La apuesta por la vida después de nuestra muerte
Lo sorprendente de los seres humanos (al menos de una buena parte de ellos) no es que busquen la felicidad propia, o al menos el bienestar, sino a menudo la de los demás. Y más sorprendente aún es que la persigan no solo para próximos y coetáneos a quienes conocen y quieren, sino para las generaciones siguientes, a menudo desconocidas. El ser humano se caracteriza no solo por creer que hay vida -la de otros- después de su muerte, sino por intentar que sea lo mejor posible. Es un altruismo más allá de sí mismo.

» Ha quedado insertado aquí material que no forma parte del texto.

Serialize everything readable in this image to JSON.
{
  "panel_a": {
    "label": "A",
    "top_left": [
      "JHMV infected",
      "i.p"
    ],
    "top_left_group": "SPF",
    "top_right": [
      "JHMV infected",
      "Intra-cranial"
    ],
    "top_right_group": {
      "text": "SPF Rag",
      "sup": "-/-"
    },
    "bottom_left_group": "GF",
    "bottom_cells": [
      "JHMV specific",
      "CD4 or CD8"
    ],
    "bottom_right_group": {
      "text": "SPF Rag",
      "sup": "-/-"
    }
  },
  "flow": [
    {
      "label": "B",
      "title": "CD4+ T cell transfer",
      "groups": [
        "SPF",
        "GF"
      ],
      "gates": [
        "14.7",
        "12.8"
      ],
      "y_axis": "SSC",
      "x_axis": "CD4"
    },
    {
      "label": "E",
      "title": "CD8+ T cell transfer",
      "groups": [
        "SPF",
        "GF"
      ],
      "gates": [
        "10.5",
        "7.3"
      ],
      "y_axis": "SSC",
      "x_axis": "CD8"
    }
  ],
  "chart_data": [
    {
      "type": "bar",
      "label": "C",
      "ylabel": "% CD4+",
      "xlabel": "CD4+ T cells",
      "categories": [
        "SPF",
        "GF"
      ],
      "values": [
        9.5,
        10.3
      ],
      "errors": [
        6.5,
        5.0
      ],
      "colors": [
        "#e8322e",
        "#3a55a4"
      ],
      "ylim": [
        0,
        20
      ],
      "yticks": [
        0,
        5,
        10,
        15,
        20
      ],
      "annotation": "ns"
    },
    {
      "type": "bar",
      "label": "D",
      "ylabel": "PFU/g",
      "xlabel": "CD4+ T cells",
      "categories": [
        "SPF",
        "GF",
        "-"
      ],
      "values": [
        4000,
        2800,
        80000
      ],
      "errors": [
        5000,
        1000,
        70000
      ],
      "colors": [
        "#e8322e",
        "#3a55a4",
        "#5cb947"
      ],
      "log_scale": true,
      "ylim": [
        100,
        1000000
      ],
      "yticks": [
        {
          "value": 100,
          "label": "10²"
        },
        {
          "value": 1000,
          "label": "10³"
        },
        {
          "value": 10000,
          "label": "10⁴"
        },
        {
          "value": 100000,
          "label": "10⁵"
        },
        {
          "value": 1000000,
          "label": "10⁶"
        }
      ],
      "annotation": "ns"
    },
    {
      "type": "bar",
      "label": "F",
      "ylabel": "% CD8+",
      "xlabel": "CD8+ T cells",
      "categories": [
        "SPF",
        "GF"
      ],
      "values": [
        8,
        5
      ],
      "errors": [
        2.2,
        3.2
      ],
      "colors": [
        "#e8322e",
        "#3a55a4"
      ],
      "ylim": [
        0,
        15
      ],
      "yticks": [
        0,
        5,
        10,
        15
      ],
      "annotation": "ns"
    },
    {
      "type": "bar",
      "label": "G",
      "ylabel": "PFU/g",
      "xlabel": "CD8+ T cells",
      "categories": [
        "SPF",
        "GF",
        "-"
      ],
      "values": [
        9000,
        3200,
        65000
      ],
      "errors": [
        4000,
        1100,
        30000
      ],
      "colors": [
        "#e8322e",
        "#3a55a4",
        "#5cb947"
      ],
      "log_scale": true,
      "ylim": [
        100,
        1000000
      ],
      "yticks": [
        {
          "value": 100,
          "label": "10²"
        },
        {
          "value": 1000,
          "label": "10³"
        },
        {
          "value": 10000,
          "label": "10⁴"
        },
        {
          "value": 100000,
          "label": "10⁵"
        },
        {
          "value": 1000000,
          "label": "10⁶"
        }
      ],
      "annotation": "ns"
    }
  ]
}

Esta no es una idea religiosa de que algo sobrevive (más allá del recuerdo o de nuestras obras, malas o buenas) a la muerte. Cabe recordar que Lucrecio se extrañaba de que no nos preocupemos por nuestra inexistencia prenatal, pero nos angustiemos por nuestra inexistencia personal postmortem.

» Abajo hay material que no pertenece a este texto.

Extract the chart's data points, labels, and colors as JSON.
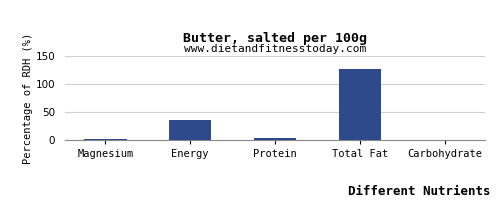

No. No se trata de eso, sino de una sorprendente tesis que el filósofo estadounidense Samuel Scheffler expuso hace unos años en una conferencia, posteriormente editada como libro bajo el título de Death and the Afterlife (Muerte y la vida futura), una lectura enriquecedora. La tesis es que, en algunos aspectos importantes, la existencia futura de gente que no conocemos ni amamos nos importa más que nuestra propia supervivencia y la supervivencia de gente que conocemos y queremos. Esta es también la apuesta por el bien común -aunque tengamos distintas concepciones de lo que es el bien- idea que ha rescatado el ex secretario de Trabajo de Clinton, Robert Reich, en un libro encomiable.

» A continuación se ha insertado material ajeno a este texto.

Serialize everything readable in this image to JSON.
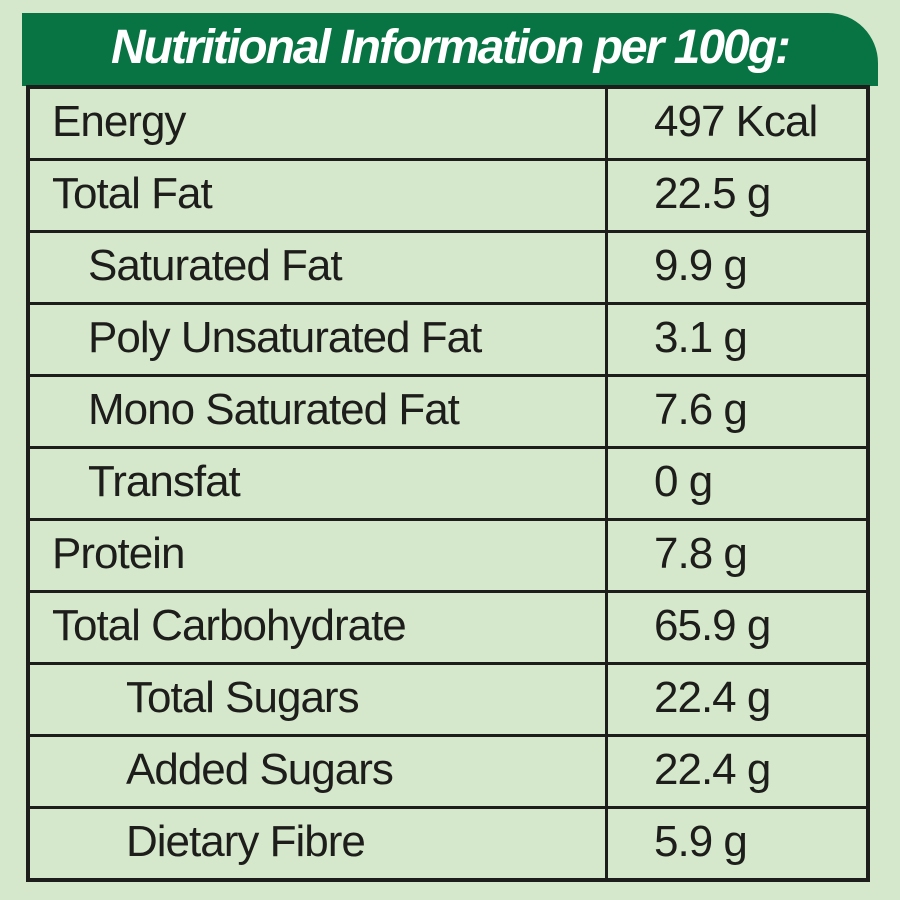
{
  "colors": {
    "background": "#d6e8cb",
    "accent_green": "#087343",
    "text": "#1d1d1b"
  },
  "header": {
    "title": "Nutritional Information per 100g:"
  },
  "table": {
    "rows": [
      {
        "label": "Energy",
        "value": "497 Kcal",
        "indent": 0
      },
      {
        "label": "Total Fat",
        "value": "22.5 g",
        "indent": 0
      },
      {
        "label": "Saturated Fat",
        "value": "9.9 g",
        "indent": 1
      },
      {
        "label": "Poly Unsaturated Fat",
        "value": "3.1 g",
        "indent": 1
      },
      {
        "label": "Mono Saturated Fat",
        "value": "7.6 g",
        "indent": 1
      },
      {
        "label": "Transfat",
        "value": "0 g",
        "indent": 1
      },
      {
        "label": "Protein",
        "value": "7.8 g",
        "indent": 0
      },
      {
        "label": "Total Carbohydrate",
        "value": "65.9 g",
        "indent": 0
      },
      {
        "label": "Total Sugars",
        "value": "22.4 g",
        "indent": 2
      },
      {
        "label": "Added Sugars",
        "value": "22.4 g",
        "indent": 2
      },
      {
        "label": "Dietary Fibre",
        "value": "5.9 g",
        "indent": 2
      }
    ]
  }
}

Pero, sobre todo, es la apuesta por el futuro, por un futuro sin uno mismo, sin nosotros, aunque la idea de “nosotros” es la que hace perdurar esa apuesta. Para Scheffler, “necesitamos que la humanidad tenga un futuro si muchos de nuestros propósitos individuales nos han de importar ahora”. “Lo que sucede después de nuestras muertes nos importa por derecho propio y, además, nuestra confianza en que habrá una vida futura es una condición de muchas otras cosas que nos importan aquí y ahora”, añade el filósofo para el cual “somos vulnerables a una catástrofe que afecte al resto de la humanidad de un modo que no somos vulnerables a nuestras propias muertes”.
Hay en todo esto un impulso muy humano por preservar lo que valoramos. Cuidado, porque puede haber conflictos de valores entre diversos grupos humanos. La regla de oro de Kant, mal entendida, se puede aplicar erróneamente. No es lo mismo “trata a los demás como te gustaría que te trataran” -visión que puede llevar a monstruosidades y totalitarismos- que la más correcta “no trates a los demás como no te gustaría que te trataran”.
Pero esta apuesta por el futuro sin nosotros, por las siguientes generaciones, es la que está detrás de las preocupaciones de tantos (no de todos) por el cambio climático, la proliferación de armas nucleares, la lucha contra las pandemias, una vida decente, etc. Y también por las identidades, incluidos algunos nacionalismos. Pues de grupos se trata. En todo esto, hay también un sentido de la historia (que no tienen todos los pueblos, pero que esencialmente son experiencias compartidas desde unos valores que también cambian): es “la importancia de ser parte de una historia con un pasado colectivo y un futuro colectivo en oposición a la importancia de ser parte de un colectivo con futuro”. No es un juego de palabras. Pues el impulso por personalizar nuestra relación con el futuro también es, forzosamente, un impulso para conservar nuestros valores, y en ese sentido encarna una actitud hacia el pasado.
El cerebro humano está programado para pensar esencialmente en el futuro, para planificar el futuro. Nuestra memoria está construida más para actuar de cara a ese futuro que para rememorar el pasado. Tampoco es el único animal con esta característica, pero es una esencial, junto a la capacidad de aprender de los demás, es decir, de cultura. Lo que lleva al biólogo Kevin Lalan, autor de La sinfonía inacabada de Darwin, a plantear que es la cultura la que nos ha dado cerebros grandes, la inteligencia y la palabra, no al revés.
El enfoque de la vida (de los demás) tras la muerte es también una personalización de nuestra relación con el futuro, “un futuro en el que, en su mayor parte, ya no estaremos vivos”. Ahora bien, No todo es simple generosidad o altruismo. El cambio climático, por ejemplo, nos afecta ya a todos. Pero si las generaciones futuras pueden ser perjudicadas (o beneficiadas) por lo que hacemos hoy, también, apunta Scheffler, “dependemos de ellas para llevar una vida exitosa”, algo que resulta menos evidente.